Because as you Hannity fans may recall, “I don’t think there’s a problem with women being open about their sexuality. It turns into slut shaming the second women are open and honest with their sexuality, but men get away with bad behavior all the time.”
Or maybe it turns into slut shaming the second someone who should NEVER take off her clothes for public consumption takes off her clothes for public consumption and then takes it up the… well, for PUBLIC consumption.
Talk about a tease: Just two weeks after releasing the sex tape equivalent of a dry hump, Sydney Leathers of Anthony Weiner fame has unleashed a full-(hard)on porno to satisfy the demands of her handful of fans.
Oh, THAT Sidney Leathers… of Anthony Weiner fame!
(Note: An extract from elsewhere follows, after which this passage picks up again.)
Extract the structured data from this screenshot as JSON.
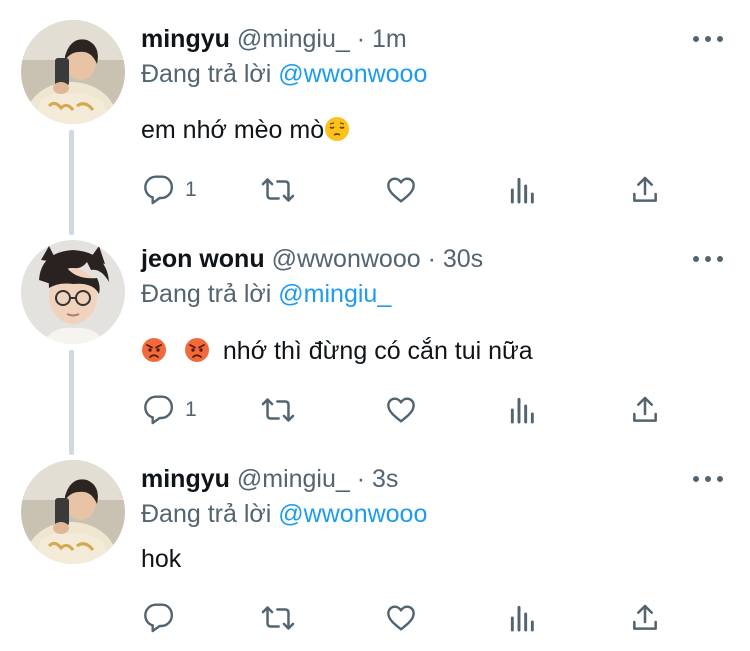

Most Weiner tweetees just faded into obscurity but Sidney must know a big break when it comes… um, along.
Dubbed “Weiner and Me” by the grammatically challenged rascals at Vivid Entertainment, the “film” features Leathers taking her infamous sexting relationship with Carlos Danger (played by a mostly faceless Xander Corvus) to the next level.
“After I did the Vivid photo shoot a couple weeks ago, people already thought I made a porno, so it was like, ‘Eh, they think I did, I might as well’,” the 23-year-old Indiana native told the New York Daily News.
No doubt a thinly disguised remake of the 1935 screwball comedy The Egg and I starring Fred MacMurray and Claudette Colbert, the Vivid Video production offered Sidney better than minimum wage, a chance to build that all-important resume, and an opportunity to… well, screw and ball.
And it’s funny.
“There is sex, but it has some really funny bits too. That’s part of the reason I agreed to do it.” [more Sidney you do not want to see here]
But there is sex, right? Because comedies nowadays are so unreliable for your movie-going buck.
No word yet on Ms. Leathers’ other reasons for making this embarrassment to the term consensual sex, but that will probably come out later when the dad of everyone’s dreams supports her. No, I mean really SUPPORTS her completely unemployable used up ass, after she’s spent the $10,000.
Just think. If Vivid had waited three more weeks they probably could have signed the real Long Dong Tony for the male lead.